Elle souligne qu’il ne faut surtout pas hésiter à dire que l’on ne va pas bien à son entourage. « S’autoriser à le dire autour de soi ça veut dire que tu te l’autorises déjà à toi. » Jusque-là, Karine ne voyait pas sa situation comme un épuisement. Encore aujourd’hui, plusieurs mois après son retour dans son milieu de travail, il y a une certaine hésitation à parler de « burn-out ». Elle constate notamment qu’elle n’a jamais cherché à se renseigner sur le sujet.

Qu’en dit la science ?

Cela montre que l’épuisement professionnel n’est pas toujours clair pour la population. C’est également le cas pour le personnel de la santé.
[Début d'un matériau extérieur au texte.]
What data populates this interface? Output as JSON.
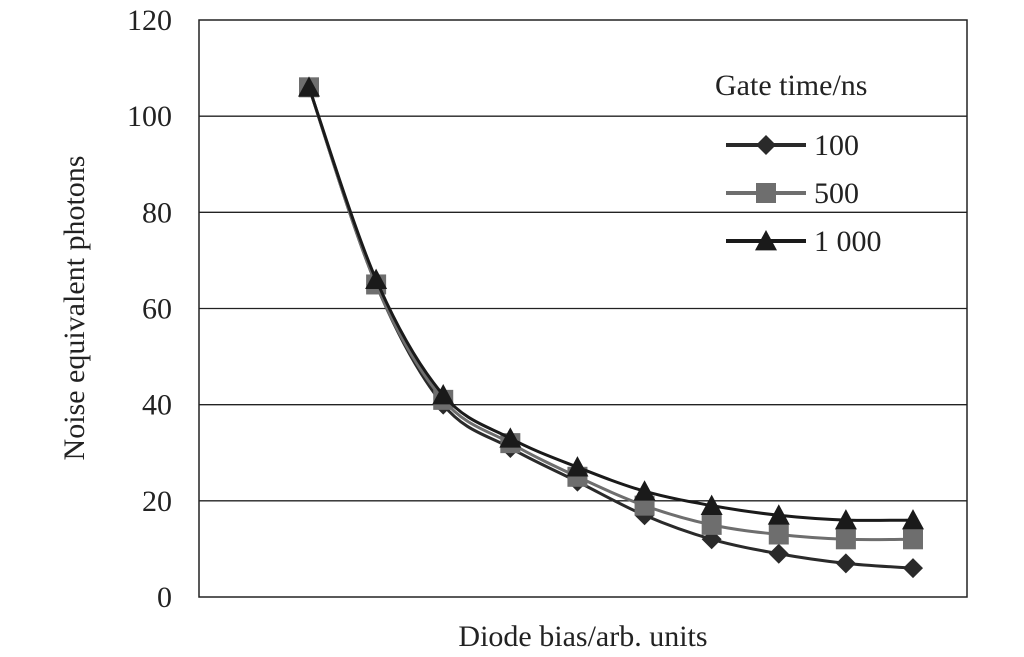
{
  "chart_data": {
    "type": "line",
    "xlabel": "Diode bias/arb. units",
    "ylabel": "Noise equivalent photons",
    "ylim": [
      0,
      120
    ],
    "yticks": [
      0,
      20,
      40,
      60,
      80,
      100,
      120
    ],
    "grid": "horizontal",
    "x": [
      1,
      2,
      3,
      4,
      5,
      6,
      7,
      8,
      9,
      10
    ],
    "legend": {
      "title": "Gate time/ns",
      "position": "top-right"
    },
    "series": [
      {
        "name": "100",
        "marker": "diamond",
        "color": "#2a2a2a",
        "values": [
          106,
          65,
          40,
          31,
          24,
          17,
          12,
          9,
          7,
          6
        ]
      },
      {
        "name": "500",
        "marker": "square",
        "color": "#6e6e6e",
        "values": [
          106,
          65,
          41,
          32,
          25,
          19,
          15,
          13,
          12,
          12
        ]
      },
      {
        "name": "1 000",
        "marker": "triangle",
        "color": "#1a1a1a",
        "values": [
          106,
          66,
          42,
          33,
          27,
          22,
          19,
          17,
          16,
          16
        ]
      }
    ]
  }
}
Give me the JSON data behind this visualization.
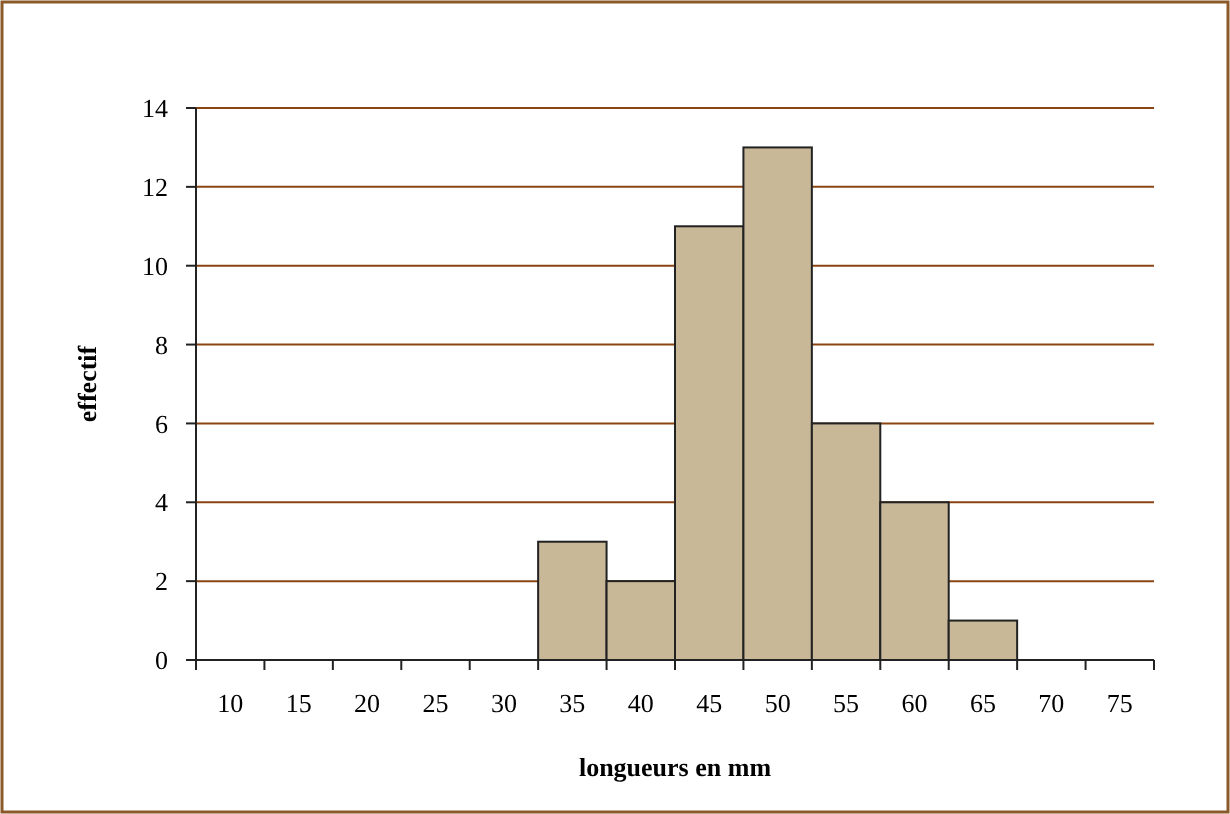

Dans une récente étude à laquelle Robert Paul Juster a participé, l’épuisement professionnel est décrit comme « un état psychologique énigmatique ». En effet, le terme n’est apparu que depuis les années 80 et n’est pas reconnu comme maladie mentale. « En Amérique du Nord, le burn-out n’est pas vraiment une condition psychiatrique comme la dépression, ou l’anxiété ou la schizophrénie », explique Robert Paul Juster. Cette pathologie n’est pas inscrite dans le DSM (manuel diagnostique et statistique des troubles mentaux), une référence pour les professionnels de la santé du monde entier.

Les médecins ont donc des difficultés à établir des diagnostics par manque de critères précis et de symptômes officiellement reconnus. L’épuisement professionnel est donc souvent associé à la dépression, et soigné par des antidépresseurs. Le problème qu’évoque Robert Paul Juster, c’est qu’on soupçonne ce traitement de présenter des risques pour les patients, car il serait mal adapté.

Karine, elle, n’a jamais voulu prendre de médicaments, elle préférait faire un travail sur elle-même avec l’aide d’un psychologue, en faisant des lectures sur le sujet et à travers les rencontres et discussions qu’elle a faites. Elle raconte : « il ne faut surtout pas se renfermer — ce qui peut être difficile pour beaucoup de monde —, car l’engrenage peut être négatif. » Pour elle, les petits plaisirs de la vie sont revenus progressivement. « Il faut se discipliner à se faire plaisir. Sinon tu peux rester longtemps dans la phase noire et négative », dit-elle.

Elle voit maintenant son expérience comme faisant partie d’un cheminement pour acquérir une certaine maturité. Mais elle est consciente que chacun vit son cheminement différemment. Pour elle, c’est passé par le travail, et elle voit maintenant le stress comme une alerte. Elle aimerait savoir comment les autres personnes vivent un épuisement professionnel. Tout le monde n’en vit pas un et elle voudrait comprendre pourquoi certains sont touchés et d’autres pas.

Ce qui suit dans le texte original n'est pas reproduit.